Strata Keynoters show big data in action
One by one, speakers lined up at the Strata Conference this week and told stories that sounded like the opposite of doing business in a trough of disillusionment.
Rajat Taneja, CTO of Electronic Arts, said his company could not have kept gamers satisfied without the benefit of big data analytics. Along with the phenomenal growth in the number of online gamers, came the realization that the old ways of shipping products to users did little to establish relationships with them and did less for understanding how the games were being perceived and used.
Games such as "Battlefield" crank out 1TB of data per day and even "The Simpsons" generates 150 GB per day, as a global marketplace makes gaming a 24/7 activity.
So, one year ago the company fundamentally rethought its architecture to better manage the deluge of data and scale properly. It had to move from what Taneja said was a descriptive look at its business to a predictive one. And since gamers were playing on multiple devices, it needed a single view of how the games were performing for each and how users played differently on each device.
In the end, it moved from big iron to a Hadoop platform using MapReduce and new algorithms to do propensity modeling.
"Data is only a means to an end. There has to be a good understanding of what the data will be used for," Taneja said. The company was able to see where users were getting stuck or quitting or having other issues and get their feedback to improve the game. "Our main focus has to be how we help the customer. Everything else flows naturally from that," Taneja said.
Scott Yara, founder of Greenplum, now a division of EMC, said that despite some early struggles with the concepts at Greenplum, today is a very different story for EMC and the industry as a whole. "In 2013 money is changing hands. You are seeing the emergence of business in big data," Yara said.

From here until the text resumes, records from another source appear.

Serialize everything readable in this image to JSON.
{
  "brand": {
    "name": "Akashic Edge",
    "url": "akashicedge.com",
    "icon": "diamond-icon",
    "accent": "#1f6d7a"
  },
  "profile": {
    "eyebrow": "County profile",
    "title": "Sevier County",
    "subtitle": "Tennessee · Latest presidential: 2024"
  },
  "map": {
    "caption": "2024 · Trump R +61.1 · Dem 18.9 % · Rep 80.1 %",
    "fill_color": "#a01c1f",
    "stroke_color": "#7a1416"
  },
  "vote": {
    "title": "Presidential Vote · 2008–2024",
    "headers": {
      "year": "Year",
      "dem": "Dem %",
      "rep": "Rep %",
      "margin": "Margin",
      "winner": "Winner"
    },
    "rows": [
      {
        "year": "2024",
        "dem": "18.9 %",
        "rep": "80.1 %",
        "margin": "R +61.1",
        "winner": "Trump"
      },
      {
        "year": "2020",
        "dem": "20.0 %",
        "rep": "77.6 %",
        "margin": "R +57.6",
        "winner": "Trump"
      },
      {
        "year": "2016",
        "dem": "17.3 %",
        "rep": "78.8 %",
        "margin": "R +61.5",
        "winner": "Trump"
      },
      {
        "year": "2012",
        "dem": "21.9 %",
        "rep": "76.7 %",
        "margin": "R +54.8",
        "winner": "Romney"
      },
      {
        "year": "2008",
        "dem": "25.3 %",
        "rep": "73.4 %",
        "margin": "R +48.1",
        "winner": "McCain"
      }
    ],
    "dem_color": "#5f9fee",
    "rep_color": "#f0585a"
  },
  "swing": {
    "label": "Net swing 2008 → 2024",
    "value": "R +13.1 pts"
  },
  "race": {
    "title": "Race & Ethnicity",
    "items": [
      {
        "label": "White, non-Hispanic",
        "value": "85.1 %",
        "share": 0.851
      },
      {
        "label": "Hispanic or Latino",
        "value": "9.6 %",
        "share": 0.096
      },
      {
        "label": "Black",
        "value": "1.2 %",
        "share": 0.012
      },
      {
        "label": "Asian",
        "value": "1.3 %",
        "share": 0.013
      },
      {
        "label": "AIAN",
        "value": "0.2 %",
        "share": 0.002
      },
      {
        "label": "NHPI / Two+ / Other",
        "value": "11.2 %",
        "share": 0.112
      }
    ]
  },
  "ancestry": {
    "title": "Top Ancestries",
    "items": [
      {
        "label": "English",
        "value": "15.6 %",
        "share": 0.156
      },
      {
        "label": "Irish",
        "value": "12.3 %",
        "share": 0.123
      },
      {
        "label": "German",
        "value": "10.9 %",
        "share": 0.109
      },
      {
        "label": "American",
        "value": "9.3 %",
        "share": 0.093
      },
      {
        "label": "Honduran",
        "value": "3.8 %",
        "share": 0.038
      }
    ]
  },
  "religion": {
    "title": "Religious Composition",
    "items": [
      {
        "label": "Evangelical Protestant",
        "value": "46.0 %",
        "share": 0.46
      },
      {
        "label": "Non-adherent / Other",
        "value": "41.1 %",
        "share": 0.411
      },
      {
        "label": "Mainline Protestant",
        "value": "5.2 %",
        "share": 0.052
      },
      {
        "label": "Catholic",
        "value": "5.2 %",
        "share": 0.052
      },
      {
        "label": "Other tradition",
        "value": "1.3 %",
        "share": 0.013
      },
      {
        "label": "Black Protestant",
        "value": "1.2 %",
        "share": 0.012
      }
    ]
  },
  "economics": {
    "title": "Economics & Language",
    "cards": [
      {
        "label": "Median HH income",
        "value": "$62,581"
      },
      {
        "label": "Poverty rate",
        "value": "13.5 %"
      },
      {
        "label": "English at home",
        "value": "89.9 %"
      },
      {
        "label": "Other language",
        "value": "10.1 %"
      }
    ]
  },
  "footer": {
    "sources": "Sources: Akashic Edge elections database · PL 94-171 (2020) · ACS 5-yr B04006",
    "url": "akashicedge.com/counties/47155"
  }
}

He also said that in 2013, companies needed to start focusing on collaboration, and not just amongst a few friends but on the level of democracy. Within that collaboration and within that data, he said, are the insights to solving some of the world's biggest problems.
And Eric Colson, CAO of Stitch Fix, showed how his apparel startup is blending big data analytics and human fashion experts to develop relationships with shoppers. Stitch Fix chooses the clothes it "knows" its customers will like and ships them even without an order, confident that its process has chosen wisely.
"It's a bold business model. If we get it wrong we will pay a huge cost and alienate customers. It really relies on big data," Colson said.